Graney: “It is unlikely that the capacity requirements for crushers will go down, so increased capacity will be necessary. And, of course, the increase in capacity will need to come without significant increases in the crushers’ footprint or price.
“Energy efficiency will be a focus as well; how to maximize the output while minimizing the energy usage. We also think that smaller, more mobile primary crushers may increase in popularity to reduce haulage costs and allow flexibility in operations,” he said.
Melgar: “One of the biggest challenges will be to improve the wear materials. Today, the longest scheduled production stop is for a liner change. Newer wear-resistant materials that prolong the maintenance interval will increase crusher availability,” he predicted.
Krause looked at the way in which crushers function, and how this can be optimized. “More work needs to be done on the stroke and speed to determine the best combination for specific applications,” he stated, while adding that greater levels of automation are likely to be applied to primary crusher operations.
Drescher: “At TKIS, we are seeing a clear trend of mines needing ever-higher throughput rates—not only because of lower ore grades, but also due to the need to use economies of scale to cut operating costs. This is similar to the trend that you can see with the size of mining trucks,” he pointed out.
“High-capacity primary crushing installations, handling from 8,000 up to more than 10,000 mt/h are increasingly in demand,” he went on, “and that trend will continue. That in turn will require more powerful primary crushers. While we currently supply our 63 × 114 in. gyratory crushers for installations like this, we will soon be able to offer the next generation of our largest primary crushers, more compact, more reliable and with even higher performance.
“In addition,” Drescher added, “we believe that the demand for in-pit crushing and conveying systems will not just remain stable, but will increase further. Rising labor, fuel and consumables costs, and the trend to more and more stringent governmental regulations and taxation schemes related to greenhouse-gas emissions—these the driving force for mining companies to rethink their conventional shovel-and-truck mining methods.
“Linked to the need to increase extraction rates to utilize economies of scales, and to react to declining ore grades, large-scale semi-mobile primary crushing plants used together with conveying systems could be the face of mining in the future; both for ore and waste processing.”
And this option is not just for surface mines, with high-capacity bulk mining systems now becoming more widely used underground. “We are seeing more mines—both underground and open-pit—that are being converted into this type of operation, either as block caves or using conventional extraction,” he pointed out. “Because of the need to reduce the cost of excavating tunnels and caverns, the challenge with respect to primary crushing technologies will be to provide machines that on the one hand can process significant tonnages of large feed sizes of hard rock, while on the other hand having a compact, low-profile design and the flexibility to be relocated when needed.”

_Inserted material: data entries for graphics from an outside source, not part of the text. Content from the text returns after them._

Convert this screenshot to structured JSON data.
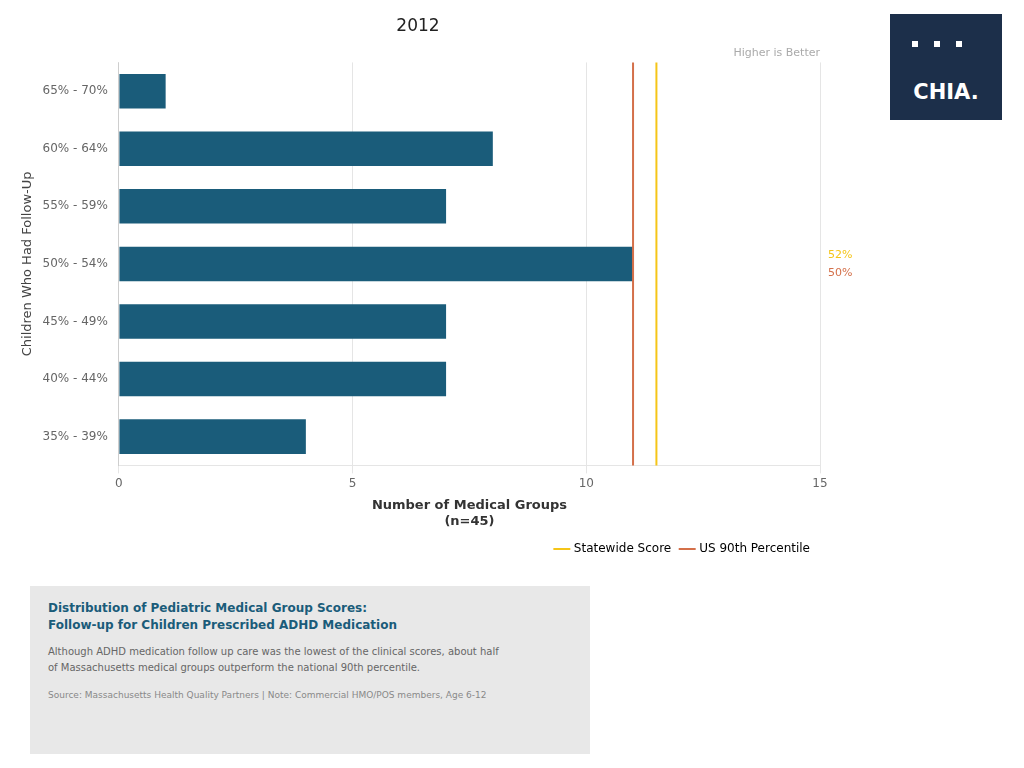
{
  "chart_data": {
    "type": "bar",
    "orientation": "horizontal",
    "title": "2012",
    "categories": [
      "65% - 70%",
      "60% - 64%",
      "55% - 59%",
      "50% - 54%",
      "45% - 49%",
      "40% - 44%",
      "35% - 39%"
    ],
    "values": [
      1,
      8,
      7,
      11,
      7,
      7,
      4
    ],
    "color": "#1a5c7a",
    "xlabel": [
      "Number of Medical Groups",
      "(n=45)"
    ],
    "ylabel": "Children Who Had Follow-Up",
    "xlim": [
      0,
      15
    ],
    "xticks": [
      0,
      5,
      10,
      15
    ],
    "grid": true,
    "legend": "bottom",
    "reference_lines": [
      {
        "name": "Statewide Score",
        "value": 11.5,
        "label": "52%",
        "color": "#f5c518"
      },
      {
        "name": "US 90th Percentile",
        "value": 11.0,
        "label": "50%",
        "color": "#d4704a"
      }
    ],
    "annotations": [
      "Higher is Better"
    ],
    "info_box": {
      "title": [
        "Distribution of Pediatric Medical Group Scores:",
        "Follow-up for Children Prescribed ADHD Medication"
      ],
      "body": "Although ADHD medication follow up care was the lowest of the clinical scores, about half\nof Massachusetts medical groups outperform the national 90th percentile.",
      "source": "Source: Massachusetts Health Quality Partners | Note: Commercial HMO/POS members, Age 6-12",
      "color": "#1a5c7a"
    },
    "logo": {
      "text": "CHIA.",
      "color": "#1c2f4a"
    }
  }
}
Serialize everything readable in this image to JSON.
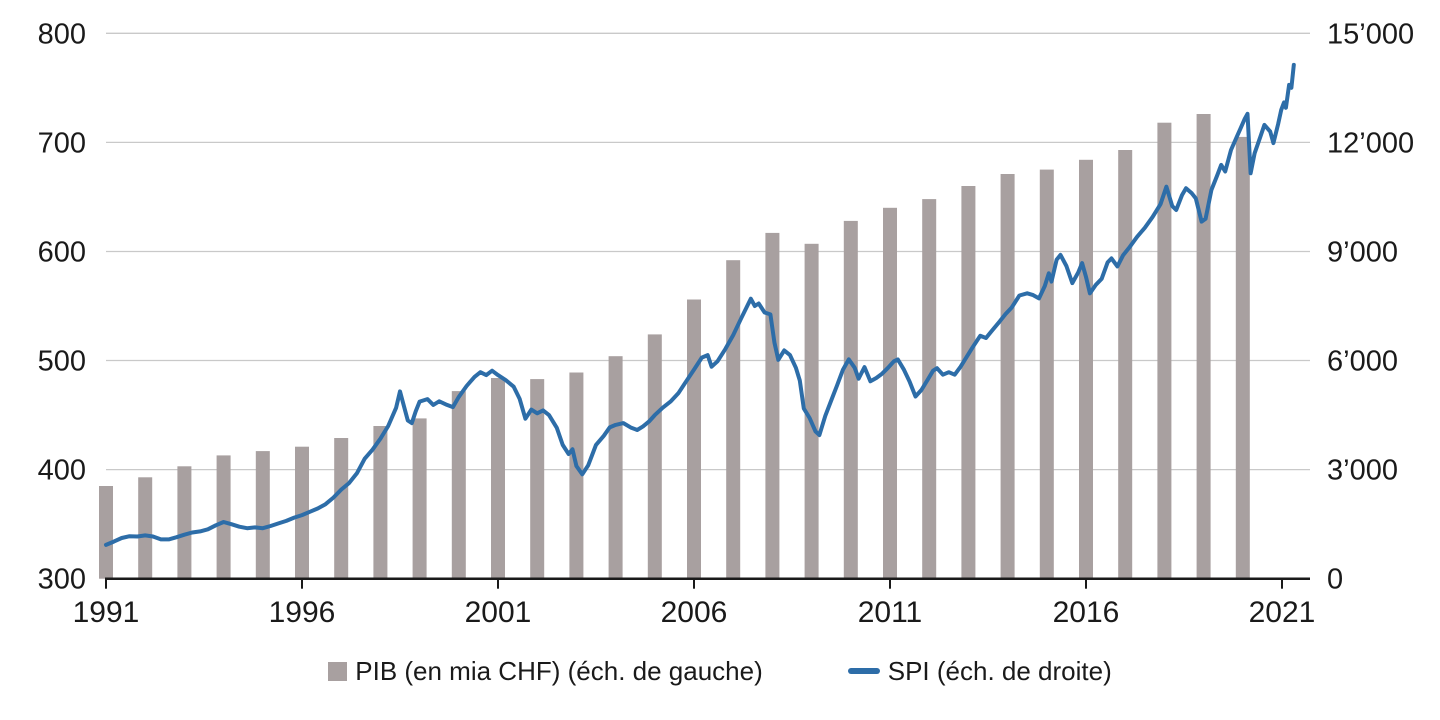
{
  "legend": {
    "pib_label": "PIB (en mia CHF) (éch. de gauche)",
    "spi_label": "SPI (éch. de droite)"
  },
  "colors": {
    "bar": "#a8a0a0",
    "line": "#2d6da8",
    "gridline": "#c9c9c9",
    "axis": "#1a1a1a",
    "text": "#1a1a1a"
  },
  "chart_data": {
    "type": "combo-bar-line",
    "title": "",
    "grid": "horizontal-on",
    "legend_position": "bottom",
    "left_axis": {
      "name": "PIB (en mia CHF)",
      "range": [
        300,
        800
      ],
      "ticks": [
        300,
        400,
        500,
        600,
        700,
        800
      ]
    },
    "right_axis": {
      "name": "SPI",
      "range": [
        0,
        15000
      ],
      "tick_values": [
        0,
        3000,
        6000,
        9000,
        12000,
        15000
      ],
      "tick_labels": [
        "0",
        "3’000",
        "6’000",
        "9’000",
        "12’000",
        "15’000"
      ]
    },
    "x_axis": {
      "range": [
        1991,
        2021.7
      ],
      "tick_years": [
        1991,
        1996,
        2001,
        2006,
        2011,
        2016,
        2021
      ]
    },
    "bars": {
      "name": "PIB (en mia CHF) (éch. de gauche)",
      "type": "bar",
      "axis": "left",
      "years": [
        1991,
        1992,
        1993,
        1994,
        1995,
        1996,
        1997,
        1998,
        1999,
        2000,
        2001,
        2002,
        2003,
        2004,
        2005,
        2006,
        2007,
        2008,
        2009,
        2010,
        2011,
        2012,
        2013,
        2014,
        2015,
        2016,
        2017,
        2018,
        2019,
        2020
      ],
      "values": [
        385,
        393,
        403,
        413,
        417,
        421,
        429,
        440,
        447,
        472,
        484,
        483,
        489,
        504,
        524,
        556,
        592,
        617,
        607,
        628,
        640,
        648,
        660,
        671,
        675,
        684,
        693,
        718,
        726,
        705
      ]
    },
    "line": {
      "name": "SPI (éch. de droite)",
      "type": "line",
      "axis": "right",
      "points": [
        [
          1991.0,
          930
        ],
        [
          1991.2,
          1020
        ],
        [
          1991.4,
          1120
        ],
        [
          1991.6,
          1170
        ],
        [
          1991.8,
          1160
        ],
        [
          1992.0,
          1190
        ],
        [
          1992.2,
          1160
        ],
        [
          1992.4,
          1080
        ],
        [
          1992.6,
          1080
        ],
        [
          1992.8,
          1140
        ],
        [
          1993.0,
          1210
        ],
        [
          1993.2,
          1270
        ],
        [
          1993.4,
          1300
        ],
        [
          1993.6,
          1360
        ],
        [
          1993.8,
          1470
        ],
        [
          1994.0,
          1560
        ],
        [
          1994.2,
          1500
        ],
        [
          1994.4,
          1430
        ],
        [
          1994.6,
          1390
        ],
        [
          1994.8,
          1410
        ],
        [
          1995.0,
          1390
        ],
        [
          1995.2,
          1450
        ],
        [
          1995.4,
          1520
        ],
        [
          1995.6,
          1590
        ],
        [
          1995.8,
          1680
        ],
        [
          1996.0,
          1750
        ],
        [
          1996.2,
          1840
        ],
        [
          1996.4,
          1930
        ],
        [
          1996.6,
          2050
        ],
        [
          1996.8,
          2230
        ],
        [
          1997.0,
          2450
        ],
        [
          1997.2,
          2630
        ],
        [
          1997.4,
          2900
        ],
        [
          1997.6,
          3300
        ],
        [
          1997.8,
          3550
        ],
        [
          1998.0,
          3850
        ],
        [
          1998.2,
          4200
        ],
        [
          1998.4,
          4700
        ],
        [
          1998.5,
          5150
        ],
        [
          1998.6,
          4750
        ],
        [
          1998.7,
          4350
        ],
        [
          1998.8,
          4280
        ],
        [
          1998.9,
          4600
        ],
        [
          1999.0,
          4870
        ],
        [
          1999.2,
          4940
        ],
        [
          1999.35,
          4780
        ],
        [
          1999.5,
          4880
        ],
        [
          1999.7,
          4780
        ],
        [
          1999.85,
          4720
        ],
        [
          2000.0,
          5000
        ],
        [
          2000.2,
          5300
        ],
        [
          2000.4,
          5550
        ],
        [
          2000.55,
          5680
        ],
        [
          2000.7,
          5600
        ],
        [
          2000.85,
          5720
        ],
        [
          2001.0,
          5600
        ],
        [
          2001.2,
          5460
        ],
        [
          2001.4,
          5280
        ],
        [
          2001.55,
          4950
        ],
        [
          2001.7,
          4400
        ],
        [
          2001.85,
          4650
        ],
        [
          2002.0,
          4550
        ],
        [
          2002.15,
          4630
        ],
        [
          2002.3,
          4500
        ],
        [
          2002.5,
          4150
        ],
        [
          2002.65,
          3680
        ],
        [
          2002.8,
          3430
        ],
        [
          2002.9,
          3560
        ],
        [
          2003.0,
          3100
        ],
        [
          2003.15,
          2870
        ],
        [
          2003.3,
          3120
        ],
        [
          2003.5,
          3680
        ],
        [
          2003.7,
          3930
        ],
        [
          2003.85,
          4160
        ],
        [
          2004.0,
          4230
        ],
        [
          2004.2,
          4280
        ],
        [
          2004.4,
          4150
        ],
        [
          2004.55,
          4090
        ],
        [
          2004.7,
          4190
        ],
        [
          2004.85,
          4320
        ],
        [
          2005.0,
          4500
        ],
        [
          2005.2,
          4700
        ],
        [
          2005.4,
          4870
        ],
        [
          2005.6,
          5100
        ],
        [
          2005.8,
          5430
        ],
        [
          2006.0,
          5750
        ],
        [
          2006.2,
          6080
        ],
        [
          2006.35,
          6150
        ],
        [
          2006.45,
          5830
        ],
        [
          2006.6,
          5980
        ],
        [
          2006.8,
          6320
        ],
        [
          2007.0,
          6700
        ],
        [
          2007.2,
          7150
        ],
        [
          2007.45,
          7700
        ],
        [
          2007.55,
          7500
        ],
        [
          2007.65,
          7570
        ],
        [
          2007.8,
          7320
        ],
        [
          2007.95,
          7270
        ],
        [
          2008.05,
          6500
        ],
        [
          2008.15,
          6020
        ],
        [
          2008.3,
          6280
        ],
        [
          2008.45,
          6150
        ],
        [
          2008.6,
          5800
        ],
        [
          2008.7,
          5450
        ],
        [
          2008.8,
          4680
        ],
        [
          2008.95,
          4420
        ],
        [
          2009.1,
          4050
        ],
        [
          2009.2,
          3950
        ],
        [
          2009.35,
          4480
        ],
        [
          2009.5,
          4900
        ],
        [
          2009.65,
          5320
        ],
        [
          2009.8,
          5750
        ],
        [
          2009.95,
          6030
        ],
        [
          2010.1,
          5800
        ],
        [
          2010.2,
          5500
        ],
        [
          2010.35,
          5820
        ],
        [
          2010.5,
          5430
        ],
        [
          2010.65,
          5520
        ],
        [
          2010.8,
          5640
        ],
        [
          2010.95,
          5800
        ],
        [
          2011.1,
          5980
        ],
        [
          2011.2,
          6030
        ],
        [
          2011.35,
          5760
        ],
        [
          2011.5,
          5420
        ],
        [
          2011.65,
          5010
        ],
        [
          2011.8,
          5190
        ],
        [
          2011.95,
          5450
        ],
        [
          2012.1,
          5720
        ],
        [
          2012.2,
          5790
        ],
        [
          2012.35,
          5610
        ],
        [
          2012.5,
          5680
        ],
        [
          2012.65,
          5610
        ],
        [
          2012.8,
          5830
        ],
        [
          2012.95,
          6090
        ],
        [
          2013.1,
          6350
        ],
        [
          2013.3,
          6680
        ],
        [
          2013.45,
          6620
        ],
        [
          2013.6,
          6820
        ],
        [
          2013.8,
          7080
        ],
        [
          2013.95,
          7280
        ],
        [
          2014.1,
          7450
        ],
        [
          2014.3,
          7790
        ],
        [
          2014.5,
          7850
        ],
        [
          2014.65,
          7800
        ],
        [
          2014.8,
          7710
        ],
        [
          2014.95,
          8050
        ],
        [
          2015.05,
          8400
        ],
        [
          2015.12,
          8170
        ],
        [
          2015.25,
          8770
        ],
        [
          2015.35,
          8905
        ],
        [
          2015.5,
          8600
        ],
        [
          2015.65,
          8130
        ],
        [
          2015.8,
          8420
        ],
        [
          2015.9,
          8680
        ],
        [
          2016.0,
          8300
        ],
        [
          2016.1,
          7850
        ],
        [
          2016.25,
          8080
        ],
        [
          2016.4,
          8250
        ],
        [
          2016.55,
          8700
        ],
        [
          2016.65,
          8810
        ],
        [
          2016.8,
          8590
        ],
        [
          2016.95,
          8900
        ],
        [
          2017.1,
          9100
        ],
        [
          2017.3,
          9400
        ],
        [
          2017.5,
          9650
        ],
        [
          2017.7,
          9950
        ],
        [
          2017.9,
          10300
        ],
        [
          2018.05,
          10780
        ],
        [
          2018.2,
          10250
        ],
        [
          2018.3,
          10140
        ],
        [
          2018.45,
          10550
        ],
        [
          2018.55,
          10740
        ],
        [
          2018.7,
          10600
        ],
        [
          2018.8,
          10460
        ],
        [
          2018.95,
          9820
        ],
        [
          2019.05,
          9900
        ],
        [
          2019.2,
          10690
        ],
        [
          2019.35,
          11100
        ],
        [
          2019.45,
          11380
        ],
        [
          2019.55,
          11200
        ],
        [
          2019.7,
          11790
        ],
        [
          2019.85,
          12160
        ],
        [
          2019.95,
          12400
        ],
        [
          2020.05,
          12650
        ],
        [
          2020.12,
          12785
        ],
        [
          2020.2,
          11150
        ],
        [
          2020.3,
          11700
        ],
        [
          2020.45,
          12160
        ],
        [
          2020.55,
          12480
        ],
        [
          2020.7,
          12300
        ],
        [
          2020.78,
          11980
        ],
        [
          2020.9,
          12500
        ],
        [
          2020.98,
          12890
        ],
        [
          2021.05,
          13100
        ],
        [
          2021.1,
          12950
        ],
        [
          2021.18,
          13580
        ],
        [
          2021.24,
          13500
        ],
        [
          2021.3,
          14130
        ]
      ]
    }
  }
}
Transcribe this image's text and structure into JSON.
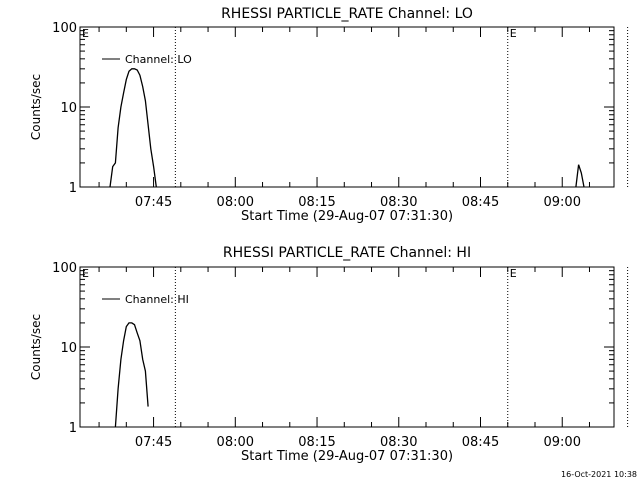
{
  "timestamp": "16-Oct-2021 10:38",
  "chart_data": [
    {
      "type": "line",
      "title": "RHESSI PARTICLE_RATE Channel: LO",
      "xlabel": "Start Time (29-Aug-07 07:31:30)",
      "ylabel": "Counts/sec",
      "xlim_minutes_after_0730": [
        1.5,
        99.5
      ],
      "ylim": [
        1,
        100
      ],
      "yscale": "log",
      "x_tick_labels": [
        "07:45",
        "08:00",
        "08:15",
        "08:30",
        "08:45",
        "09:00"
      ],
      "y_tick_labels": [
        "1",
        "10",
        "100"
      ],
      "legend": "Channel: LO",
      "legend_position": "top-left",
      "event_markers": [
        {
          "label": "E",
          "time": "07:30"
        },
        {
          "label": "E",
          "time": "08:50"
        }
      ],
      "dotted_lines": [
        "07:49",
        "08:50",
        "09:12"
      ],
      "series": [
        {
          "name": "Channel: LO",
          "segments": [
            [
              [
                "07:37:00",
                1.0
              ],
              [
                "07:37:30",
                1.8
              ],
              [
                "07:38:00",
                2.0
              ],
              [
                "07:38:30",
                5.5
              ],
              [
                "07:39:00",
                10
              ],
              [
                "07:39:30",
                15
              ],
              [
                "07:40:00",
                22
              ],
              [
                "07:40:30",
                28
              ],
              [
                "07:41:00",
                30
              ],
              [
                "07:41:30",
                30
              ],
              [
                "07:42:00",
                29
              ],
              [
                "07:42:30",
                25
              ],
              [
                "07:43:00",
                18
              ],
              [
                "07:43:30",
                12
              ],
              [
                "07:44:00",
                6
              ],
              [
                "07:44:30",
                3
              ],
              [
                "07:45:00",
                1.8
              ],
              [
                "07:45:30",
                1.0
              ]
            ],
            [
              [
                "09:02:30",
                1.0
              ],
              [
                "09:03:00",
                1.9
              ],
              [
                "09:03:30",
                1.5
              ],
              [
                "09:04:00",
                1.0
              ]
            ]
          ]
        }
      ]
    },
    {
      "type": "line",
      "title": "RHESSI PARTICLE_RATE Channel: HI",
      "xlabel": "Start Time (29-Aug-07 07:31:30)",
      "ylabel": "Counts/sec",
      "xlim_minutes_after_0730": [
        1.5,
        99.5
      ],
      "ylim": [
        1,
        100
      ],
      "yscale": "log",
      "x_tick_labels": [
        "07:45",
        "08:00",
        "08:15",
        "08:30",
        "08:45",
        "09:00"
      ],
      "y_tick_labels": [
        "1",
        "10",
        "100"
      ],
      "legend": "Channel: HI",
      "legend_position": "top-left",
      "event_markers": [
        {
          "label": "E",
          "time": "07:30"
        },
        {
          "label": "E",
          "time": "08:50"
        }
      ],
      "dotted_lines": [
        "07:49",
        "08:50",
        "09:12"
      ],
      "series": [
        {
          "name": "Channel: HI",
          "segments": [
            [
              [
                "07:38:00",
                1.0
              ],
              [
                "07:38:30",
                3.0
              ],
              [
                "07:39:00",
                7.0
              ],
              [
                "07:39:30",
                12
              ],
              [
                "07:40:00",
                18
              ],
              [
                "07:40:30",
                20
              ],
              [
                "07:41:00",
                20
              ],
              [
                "07:41:30",
                19
              ],
              [
                "07:42:00",
                15
              ],
              [
                "07:42:30",
                12
              ],
              [
                "07:43:00",
                7
              ],
              [
                "07:43:30",
                5
              ],
              [
                "07:44:00",
                1.8
              ]
            ]
          ]
        }
      ]
    }
  ]
}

Whatever the realities are in the future, one thing remains clear: the primary crusher is the king pin without which the rest of the mineral-recovery process becomes impotent. Simple in concept, the technology actually comprises a highly complex interconnected system involving mechanical strength, the use of appropriate wear-resistant materials, finely tuned control techniques and a resilient lubrication supply that are melded into a machine that can reliably withstand the toughest of working conditions. That, for sure, is not going to change.